Personal information
- Full name: Henry Cunningham
- Date of birth: 9 January 1898
- Place of birth: Irvine, Scotland
- Date of death: 17 September 1972 (aged 74)
- Place of death: Ayr, Scotland
- Position: Forward

Senior career*
- Years: Team / Apps / (Gls)
- Irvine Victoria
- Irvine Meadow
- Cumnock Juniors
- 1921–1925: Ayr United / 140 / (33)
- 1925–1931: Kilmarnock / 156 / (100)
- Total:  / 296 / (133)

= Peerie Cunningham =

Scottish footballer (1898–1972)

Henry "Peerie" Cunningham (9 January 1898 – 17 September 1972) was a Scottish footballer who played as a forward, initially being deployed on the right wing or in a creative role but later recording a high scoring rate as a central striker. He spent his early years in junior football in Ayrshire before five seasons at Ayr United, then six at regional rivals Kilmarnock after Ayr were relegated from the top division in 1925.
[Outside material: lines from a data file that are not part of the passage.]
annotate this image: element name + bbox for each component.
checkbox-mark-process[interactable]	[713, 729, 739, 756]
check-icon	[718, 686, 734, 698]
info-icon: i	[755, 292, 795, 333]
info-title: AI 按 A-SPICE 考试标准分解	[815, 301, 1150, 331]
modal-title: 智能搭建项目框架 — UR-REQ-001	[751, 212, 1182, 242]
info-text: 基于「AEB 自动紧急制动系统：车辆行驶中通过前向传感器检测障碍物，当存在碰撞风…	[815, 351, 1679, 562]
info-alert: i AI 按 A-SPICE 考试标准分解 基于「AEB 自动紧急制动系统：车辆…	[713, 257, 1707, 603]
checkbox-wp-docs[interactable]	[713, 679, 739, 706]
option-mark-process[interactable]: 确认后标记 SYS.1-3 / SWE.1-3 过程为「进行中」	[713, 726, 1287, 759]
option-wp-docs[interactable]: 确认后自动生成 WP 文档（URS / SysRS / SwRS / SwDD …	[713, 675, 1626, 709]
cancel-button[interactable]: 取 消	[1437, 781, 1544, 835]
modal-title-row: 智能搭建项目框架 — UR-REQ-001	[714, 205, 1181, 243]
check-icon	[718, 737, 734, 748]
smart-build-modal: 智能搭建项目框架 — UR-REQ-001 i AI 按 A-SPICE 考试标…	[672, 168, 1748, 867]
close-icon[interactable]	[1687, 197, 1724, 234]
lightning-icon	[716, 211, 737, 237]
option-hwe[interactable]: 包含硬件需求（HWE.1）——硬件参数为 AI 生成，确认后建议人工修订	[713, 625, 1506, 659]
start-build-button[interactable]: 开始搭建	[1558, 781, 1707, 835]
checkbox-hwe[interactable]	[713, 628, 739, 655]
Cunningham won the Scottish Cup with Kilmarnock in 1929 and set club records for top seasonal goalscorer in the Scottish Football League (34 from 35 appearances) and both major competitions (36 from 39), both in the 1927–28 season; the overall record was soon beaten in 1933 by his replacement in the Killie side, Bud Maxwell, while the league record was equalled by Andy Kerr in 1961 (playing one match fewer).

At representative level he played in an international trial during his time at Ayr United in 1924, but never received a full cap for Scotland.